- DVD Cover
- Directed by: Sudeep
- Story by: Cheran
- Based on: Autograph (Tamil) (2004) by Cheran
- Produced by: Sudeep
- Starring: Sudeep Meena Sridevika Deepu Rashmi Kulkarni
- Cinematography: Sri Venkat
- Edited by: Jo Ni Harsha
- Music by: Bharadwaj Rajesh Ramanath (BGM)
- Production company: Kiccha Creations
- Release date: 17 February 2006;
- Country: India
- Language: Kannada
- Budget: ₹3 crore (US$310,000)

= My Autograph =

My Autograph is a 2006 Kannada-language romantic drama film which was directed, produced and enacted by Sudeep in his first directorial venture. Along with him, this film starred Meena, Sridevika, Deepu, and Rashmi Kulkarni. This film is a remake of Tamil film Autograph, which was directed and enacted by Cheran.

==Plot==
The movie begins with Shankar (Sudeep), who runs an advertising agency, boarding a train to visit his native village to invite all of his friends to his wedding. The journey to his childhood days begins there. The happenings in the school, his tussle with his friends, and his first love with his classmate Kamala (Deepu) are all pictured realistically. Shankar reaches the village and invites all including Kamala, who promises to come to the wedding, with her husband and three children.

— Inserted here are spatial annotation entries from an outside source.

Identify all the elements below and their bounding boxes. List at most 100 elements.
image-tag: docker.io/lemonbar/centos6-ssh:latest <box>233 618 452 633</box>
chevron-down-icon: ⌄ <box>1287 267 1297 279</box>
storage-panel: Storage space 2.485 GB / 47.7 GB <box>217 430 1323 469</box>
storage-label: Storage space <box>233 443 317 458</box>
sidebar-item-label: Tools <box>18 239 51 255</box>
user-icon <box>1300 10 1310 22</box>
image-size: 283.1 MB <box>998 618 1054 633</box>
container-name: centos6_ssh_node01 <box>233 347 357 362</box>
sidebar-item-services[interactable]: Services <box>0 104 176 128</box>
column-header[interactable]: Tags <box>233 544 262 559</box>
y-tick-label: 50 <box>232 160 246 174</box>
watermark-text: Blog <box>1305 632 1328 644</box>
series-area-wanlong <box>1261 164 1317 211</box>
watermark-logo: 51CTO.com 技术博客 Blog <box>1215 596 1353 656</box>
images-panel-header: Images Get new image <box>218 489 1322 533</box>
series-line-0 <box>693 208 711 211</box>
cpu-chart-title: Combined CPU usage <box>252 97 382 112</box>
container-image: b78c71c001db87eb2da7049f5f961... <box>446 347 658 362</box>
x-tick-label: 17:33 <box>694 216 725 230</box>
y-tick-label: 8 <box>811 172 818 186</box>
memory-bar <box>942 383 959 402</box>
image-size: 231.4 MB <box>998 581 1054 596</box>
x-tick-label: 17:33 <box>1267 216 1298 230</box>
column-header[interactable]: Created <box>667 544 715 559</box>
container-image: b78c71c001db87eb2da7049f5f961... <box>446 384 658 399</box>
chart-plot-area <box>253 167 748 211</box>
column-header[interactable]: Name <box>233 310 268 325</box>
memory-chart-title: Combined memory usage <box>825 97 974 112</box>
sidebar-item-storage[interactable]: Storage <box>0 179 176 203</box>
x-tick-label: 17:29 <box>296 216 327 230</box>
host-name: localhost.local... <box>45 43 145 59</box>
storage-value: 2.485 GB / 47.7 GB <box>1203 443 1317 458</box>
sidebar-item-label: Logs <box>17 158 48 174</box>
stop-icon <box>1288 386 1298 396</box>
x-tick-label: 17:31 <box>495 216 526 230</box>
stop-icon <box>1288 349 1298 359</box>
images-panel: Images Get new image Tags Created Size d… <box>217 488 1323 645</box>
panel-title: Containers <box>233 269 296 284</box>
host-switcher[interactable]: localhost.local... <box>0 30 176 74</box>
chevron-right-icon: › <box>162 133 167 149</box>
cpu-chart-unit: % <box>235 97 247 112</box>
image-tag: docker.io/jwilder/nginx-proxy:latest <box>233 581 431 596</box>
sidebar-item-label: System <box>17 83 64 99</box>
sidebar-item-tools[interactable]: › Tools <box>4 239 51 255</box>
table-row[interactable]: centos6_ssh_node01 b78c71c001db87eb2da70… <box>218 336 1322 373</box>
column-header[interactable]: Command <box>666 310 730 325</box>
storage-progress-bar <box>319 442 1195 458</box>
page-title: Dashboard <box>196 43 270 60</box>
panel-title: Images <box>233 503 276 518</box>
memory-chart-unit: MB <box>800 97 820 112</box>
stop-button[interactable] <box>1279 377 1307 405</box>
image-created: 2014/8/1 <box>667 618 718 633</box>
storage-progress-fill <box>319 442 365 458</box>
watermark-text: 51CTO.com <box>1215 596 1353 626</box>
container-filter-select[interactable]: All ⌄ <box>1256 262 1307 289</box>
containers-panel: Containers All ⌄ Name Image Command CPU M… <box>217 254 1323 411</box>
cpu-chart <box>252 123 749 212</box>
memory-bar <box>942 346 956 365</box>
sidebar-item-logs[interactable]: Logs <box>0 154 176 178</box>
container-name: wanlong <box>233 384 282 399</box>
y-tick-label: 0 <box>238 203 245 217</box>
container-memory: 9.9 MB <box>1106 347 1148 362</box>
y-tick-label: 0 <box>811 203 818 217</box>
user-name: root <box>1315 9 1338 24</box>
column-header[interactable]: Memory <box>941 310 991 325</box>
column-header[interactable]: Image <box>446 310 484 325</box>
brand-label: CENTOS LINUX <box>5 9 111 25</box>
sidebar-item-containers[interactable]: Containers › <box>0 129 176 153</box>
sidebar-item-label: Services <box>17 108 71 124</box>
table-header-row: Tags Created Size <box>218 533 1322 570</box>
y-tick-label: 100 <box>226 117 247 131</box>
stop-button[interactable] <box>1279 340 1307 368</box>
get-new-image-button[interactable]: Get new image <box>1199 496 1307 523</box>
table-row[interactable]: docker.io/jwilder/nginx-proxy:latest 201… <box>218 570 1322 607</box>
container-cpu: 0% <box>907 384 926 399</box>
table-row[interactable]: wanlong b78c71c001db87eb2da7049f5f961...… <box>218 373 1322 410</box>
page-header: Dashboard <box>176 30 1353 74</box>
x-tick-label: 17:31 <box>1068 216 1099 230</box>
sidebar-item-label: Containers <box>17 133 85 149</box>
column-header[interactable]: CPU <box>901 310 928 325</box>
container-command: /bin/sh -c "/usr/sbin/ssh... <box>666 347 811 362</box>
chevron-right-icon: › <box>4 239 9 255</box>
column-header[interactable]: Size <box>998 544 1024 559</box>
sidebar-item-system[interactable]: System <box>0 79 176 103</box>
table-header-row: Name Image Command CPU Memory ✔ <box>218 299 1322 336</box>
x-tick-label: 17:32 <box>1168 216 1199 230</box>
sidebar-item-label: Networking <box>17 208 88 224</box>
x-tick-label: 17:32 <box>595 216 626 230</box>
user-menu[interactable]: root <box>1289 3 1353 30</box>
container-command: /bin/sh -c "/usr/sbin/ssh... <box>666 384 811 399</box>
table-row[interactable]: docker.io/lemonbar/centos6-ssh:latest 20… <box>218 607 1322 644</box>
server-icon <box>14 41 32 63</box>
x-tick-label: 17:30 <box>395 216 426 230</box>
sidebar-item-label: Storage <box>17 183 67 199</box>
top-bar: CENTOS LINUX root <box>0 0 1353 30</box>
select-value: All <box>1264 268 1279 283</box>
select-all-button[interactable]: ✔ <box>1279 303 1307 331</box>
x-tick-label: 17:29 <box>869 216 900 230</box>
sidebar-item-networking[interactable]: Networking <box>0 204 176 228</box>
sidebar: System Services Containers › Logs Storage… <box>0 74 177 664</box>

Then, he goes to Kerala where he had his college education. His major crush at that time was Lathika (Sridevika), a Malayali girl with whom he falls in love, but the affair proves to be short-lived as her parents marry her off to her cousin Madhavan. On reaching Kerala to invite her, Shankar is shattered to see his lover as a widow.

Meanwhile, he is dejected at the failure of his love affair, and he comes across a trusted friend, Divya (Meena), who instills confidence, unearths his hidden talents, and teaches him the lesson that one has to go ahead in life without looking back. However, she does not reveal the tragedy that occurred in her past. As time passes by, she reveals that her mother is a paralytic patient and that she now has to work for her survival. While she and Shankar travel on a bus, she reveals that she was in love with someone and believed that he was a good man but got cheated. A poetic narration on the need for a good friend has been stressed upon.

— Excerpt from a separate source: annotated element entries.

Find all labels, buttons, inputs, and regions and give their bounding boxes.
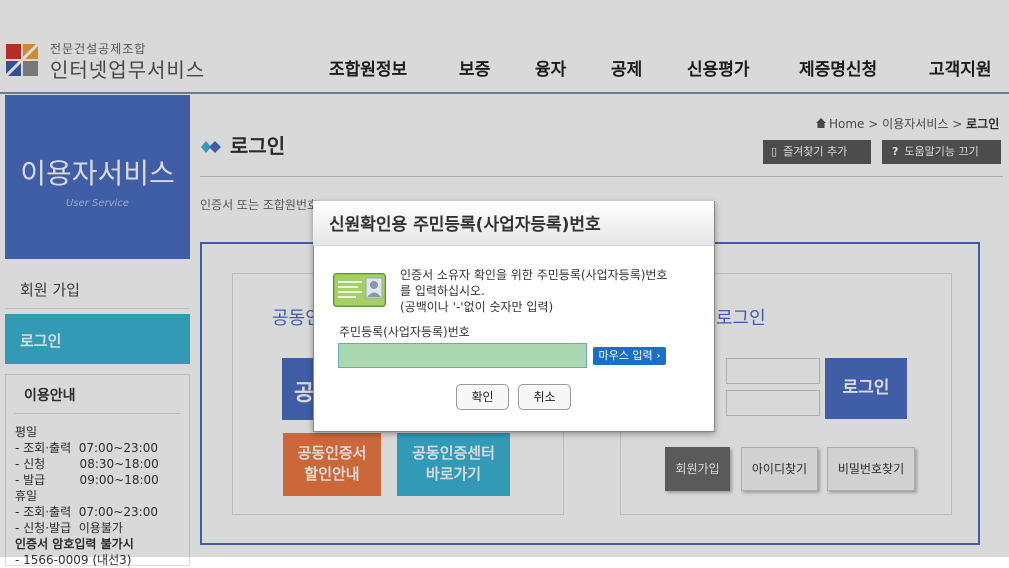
confirm-button[interactable]: 확인 (456, 384, 509, 410)
resident-number-input[interactable] (338, 343, 587, 368)
dialog-message: (공백이나 '-'없이 숫자만 입력) (400, 300, 554, 314)
dialog-message: 를 입력하십시오. (400, 284, 485, 298)
dialog-title: 신원확인용 주민등록(사업자등록)번호 (329, 215, 601, 235)
dialog-message: 인증서 소유자 확인을 위한 주민등록(사업자등록)번호 (400, 268, 668, 282)
mouse-input-button[interactable]: 마우스 입력 › (593, 347, 666, 365)
id-card-icon (333, 273, 386, 311)
cancel-button[interactable]: 취소 (518, 384, 571, 410)
resident-number-label: 주민등록(사업자등록)번호 (339, 325, 470, 339)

Towards the end, Shankar marries a girl of his parents' choice, Rashmi (Rashmi Kulkarni). All three girls who had played a part in his life and many college friends attend the wedding. Shankar sets a very nice ending to the main story.

==Production==
Part of the film was shot in Kerala, as Sridevika plays the role of a Keralite girl. The filming was completed within ten months.

==Soundtrack==
The soundtrack was composed by Bharadwaj who composed the original version, whereas Rajesh Ramanath composed the background score. All the tunes from original were retained. The national-award-winning track "Ovvuru Pookalume" in the Tamil version was reused in this film as "Aralova Hoovugale", and singer K. S. Chithra won Filmfare Award South.

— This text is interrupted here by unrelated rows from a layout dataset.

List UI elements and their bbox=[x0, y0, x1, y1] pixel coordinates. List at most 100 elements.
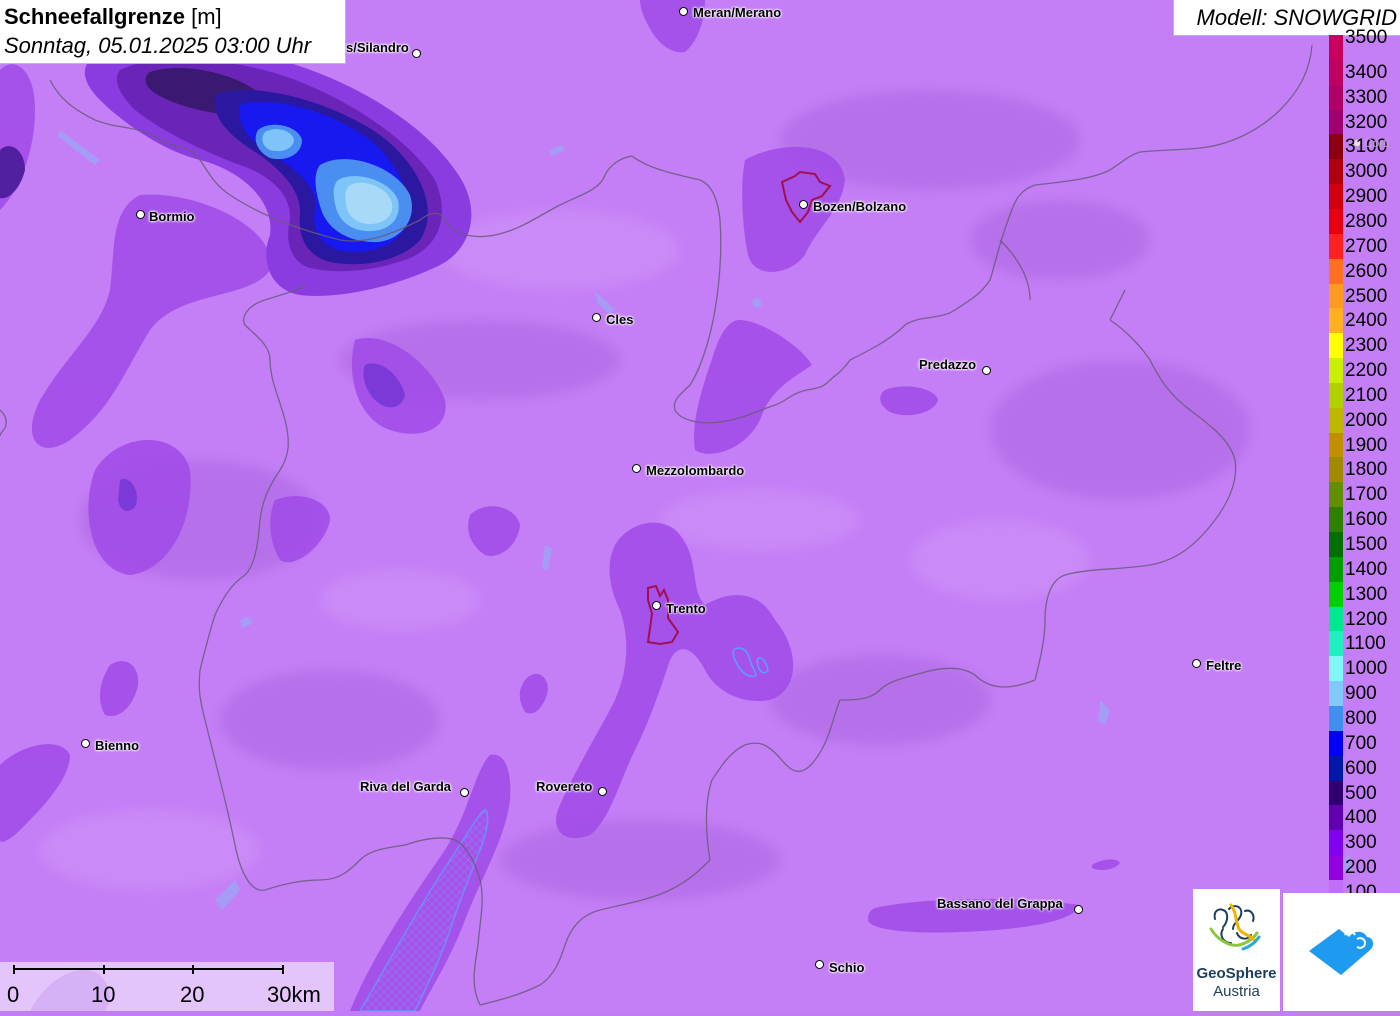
legend-swatch-1000 bbox=[1329, 656, 1343, 682]
city-marker bbox=[815, 960, 824, 969]
legend-label-1300: 1300 bbox=[1345, 583, 1388, 605]
legend-label-1100: 1100 bbox=[1345, 633, 1386, 655]
legend-swatch-1800 bbox=[1329, 457, 1343, 483]
city-marker bbox=[1192, 659, 1201, 668]
legend-label-700: 700 bbox=[1345, 732, 1377, 754]
legend-swatch-2500 bbox=[1329, 283, 1343, 309]
legend-swatch-2800 bbox=[1329, 208, 1343, 235]
legend-swatch-2300 bbox=[1329, 333, 1343, 359]
legend-label-2700: 2700 bbox=[1345, 235, 1388, 257]
legend-swatch-1700 bbox=[1329, 482, 1343, 508]
legend-swatch-200 bbox=[1329, 855, 1343, 881]
map-title: Schneefallgrenze [m] bbox=[4, 4, 222, 30]
scale-tick-20: 20 bbox=[180, 982, 205, 1007]
legend-label-2900: 2900 bbox=[1345, 186, 1388, 208]
city-marker bbox=[982, 366, 991, 375]
legend-label-2200: 2200 bbox=[1345, 360, 1388, 382]
city-marker bbox=[1074, 905, 1083, 914]
geosphere-logo-line2: Austria bbox=[1213, 983, 1260, 1000]
color-legend: 3500 3400 3300 3200 3100 3000 2900 2800 2700 2600… bbox=[1329, 28, 1400, 906]
legend-swatch-600 bbox=[1329, 755, 1343, 781]
legend-label-1900: 1900 bbox=[1345, 434, 1388, 456]
legend-label-1500: 1500 bbox=[1345, 534, 1388, 555]
title-parameter: Schneefallgrenze bbox=[4, 4, 185, 29]
legend-label-800: 800 bbox=[1345, 707, 1377, 729]
legend-swatch-3000 bbox=[1329, 159, 1343, 185]
city-label: Rovereto bbox=[536, 779, 593, 794]
city-marker bbox=[592, 313, 601, 322]
city-marker bbox=[598, 787, 607, 796]
legend-label-500: 500 bbox=[1345, 782, 1377, 804]
city-label: Trento bbox=[666, 601, 706, 616]
legend-swatch-3100 bbox=[1329, 134, 1343, 160]
legend-swatch-300 bbox=[1329, 830, 1343, 856]
geosphere-logo-icon bbox=[1209, 903, 1261, 951]
title-panel: Schneefallgrenze [m] Sonntag, 05.01.2025… bbox=[0, 0, 346, 64]
legend-swatch-3500 bbox=[1329, 35, 1343, 61]
legend-label-1400: 1400 bbox=[1345, 558, 1388, 580]
app-logo[interactable] bbox=[1283, 893, 1400, 1011]
city-marker bbox=[412, 49, 421, 58]
legend-label-2300: 2300 bbox=[1345, 335, 1388, 357]
legend-swatch-2900 bbox=[1329, 184, 1343, 210]
forecast-datetime: Sonntag, 05.01.2025 03:00 Uhr bbox=[4, 33, 312, 58]
legend-label-3200: 3200 bbox=[1345, 111, 1388, 133]
legend-swatch-1300 bbox=[1329, 581, 1343, 608]
city-label: Mezzolombardo bbox=[646, 463, 745, 478]
scale-tick-10: 10 bbox=[91, 982, 116, 1007]
legend-label-1000: 1000 bbox=[1345, 658, 1388, 680]
city-label: Corti bbox=[1364, 136, 1390, 150]
legend-label-3400: 3400 bbox=[1345, 61, 1388, 83]
city-marker bbox=[679, 7, 688, 16]
city-marker bbox=[632, 464, 641, 473]
legend-swatch-3200 bbox=[1329, 109, 1343, 135]
city-label: Meran/Merano bbox=[693, 5, 782, 20]
city-marker bbox=[136, 210, 145, 219]
legend-swatch-1500 bbox=[1329, 532, 1343, 558]
scale-tick-0: 0 bbox=[7, 982, 20, 1007]
legend-swatch-1900 bbox=[1329, 432, 1343, 458]
geosphere-logo[interactable]: GeoSphere Austria bbox=[1193, 889, 1280, 1011]
legend-swatch-800 bbox=[1329, 705, 1343, 732]
city-label: Bassano del Grappa bbox=[937, 896, 1063, 911]
legend-swatch-2600 bbox=[1329, 258, 1343, 284]
app-logo-icon bbox=[1309, 929, 1374, 975]
city-label: Bienno bbox=[95, 738, 140, 753]
legend-label-2400: 2400 bbox=[1345, 310, 1388, 332]
legend-label-300: 300 bbox=[1345, 832, 1377, 854]
legend-label-400: 400 bbox=[1345, 807, 1377, 829]
legend-swatch-700 bbox=[1329, 730, 1343, 757]
legend-label-2000: 2000 bbox=[1345, 409, 1388, 431]
legend-label-2500: 2500 bbox=[1345, 285, 1388, 307]
city-label: Bozen/Bolzano bbox=[813, 199, 907, 214]
legend-label-2600: 2600 bbox=[1345, 260, 1388, 282]
legend-label-200: 200 bbox=[1345, 857, 1377, 879]
legend-swatch-3300 bbox=[1329, 84, 1343, 111]
legend-label-2800: 2800 bbox=[1345, 210, 1388, 232]
snowfall-map[interactable] bbox=[0, 0, 1400, 1011]
legend-swatch-2200 bbox=[1329, 358, 1343, 384]
city-label: Feltre bbox=[1206, 658, 1242, 673]
city-label: s/Silandro bbox=[346, 40, 409, 55]
legend-label-1600: 1600 bbox=[1345, 509, 1388, 531]
legend-label-3000: 3000 bbox=[1345, 161, 1388, 183]
city-marker bbox=[81, 739, 90, 748]
city-marker bbox=[799, 200, 808, 209]
legend-swatch-1200 bbox=[1329, 606, 1343, 632]
city-label: Riva del Garda bbox=[360, 779, 452, 794]
legend-swatch-2700 bbox=[1329, 233, 1343, 260]
city-label: Bormio bbox=[149, 209, 195, 224]
legend-label-900: 900 bbox=[1345, 683, 1377, 705]
city-label: Cles bbox=[606, 312, 634, 327]
legend-swatch-2000 bbox=[1329, 407, 1343, 434]
legend-swatch-2100 bbox=[1329, 382, 1343, 409]
city-label: Schio bbox=[829, 960, 865, 975]
city-marker bbox=[460, 788, 469, 797]
legend-label-1700: 1700 bbox=[1345, 484, 1388, 506]
legend-swatch-400 bbox=[1329, 805, 1343, 831]
legend-swatch-1100 bbox=[1329, 631, 1343, 657]
legend-swatch-500 bbox=[1329, 780, 1343, 806]
title-unit: [m] bbox=[191, 4, 222, 29]
city-label: Predazzo bbox=[919, 357, 977, 372]
scale-tick-30km: 30km bbox=[267, 982, 321, 1007]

| Sl No. | Song title | Singer(s) | Lyrics |
|---|---|---|---|
| 1 | "Nannavalu" | Rajesh Krishnan | K. Kalyan |
| 2 | "Araluva Hoovugale" | K. S. Chitra | K. Kalyan |
| 3 | "Malle Hudugi" | Rajesh Krishnan, Rashmi | K. Kalyan |
| 4 | "Jagadodharana" | Rashmi, Srividya | Purandara Dasa |
| 5 | "Kila Kila" | Chetan Sosca | K. Kalyan |
| 6 | "Savi Savi Nenapu" | Hariharan | K. Kalyan |

==Reception==
A critic from Sify said that "Sudeep besides direction has acted very well. His ability from the beginning of career to emote in touching sequences has given him confidence to accept this film that is close to his heart". A critic from Rediff.com wrote that "My Autograph is a pleasant film a rarity after the mediocre fare released recently". A critic from Chitraloka.com wrote that "Don't miss this film. It touches your heart and mind at a time". Deccan Herald wrote "Though the first half is realistically portrayed, more incidents at the end seem to make one feel that the movie is a bit of a drag. [..] Good camerawork and dialogues are other plus points apart from the performances of Sudeep, Srinivasamurthy and Meena. The only flaw, perhaps, is the lengthy narration. But somewhere Sudeep, like Cheran in his Autograph, is able to convince you that he is not alone and many among those who see the movie would have undergone similar experiences".

==Box office==
This film got good response from critics, it completed 175 days.

==Awards==
- 53rd Filmfare Awards South
  - Best Actor – Kannada → Sudeep –– Nominated
  - Best Actress – Kannada → Meena –– Nominated
- 54th Filmfare Awards South
  - Best Female Playback Singer – Kannada → K. S. Chitra – for the song, "Araluva Hoovugale" –– Won

== In popular culture ==
Sudeep reprised his role in a cameo for the film Care of Footpath (2006).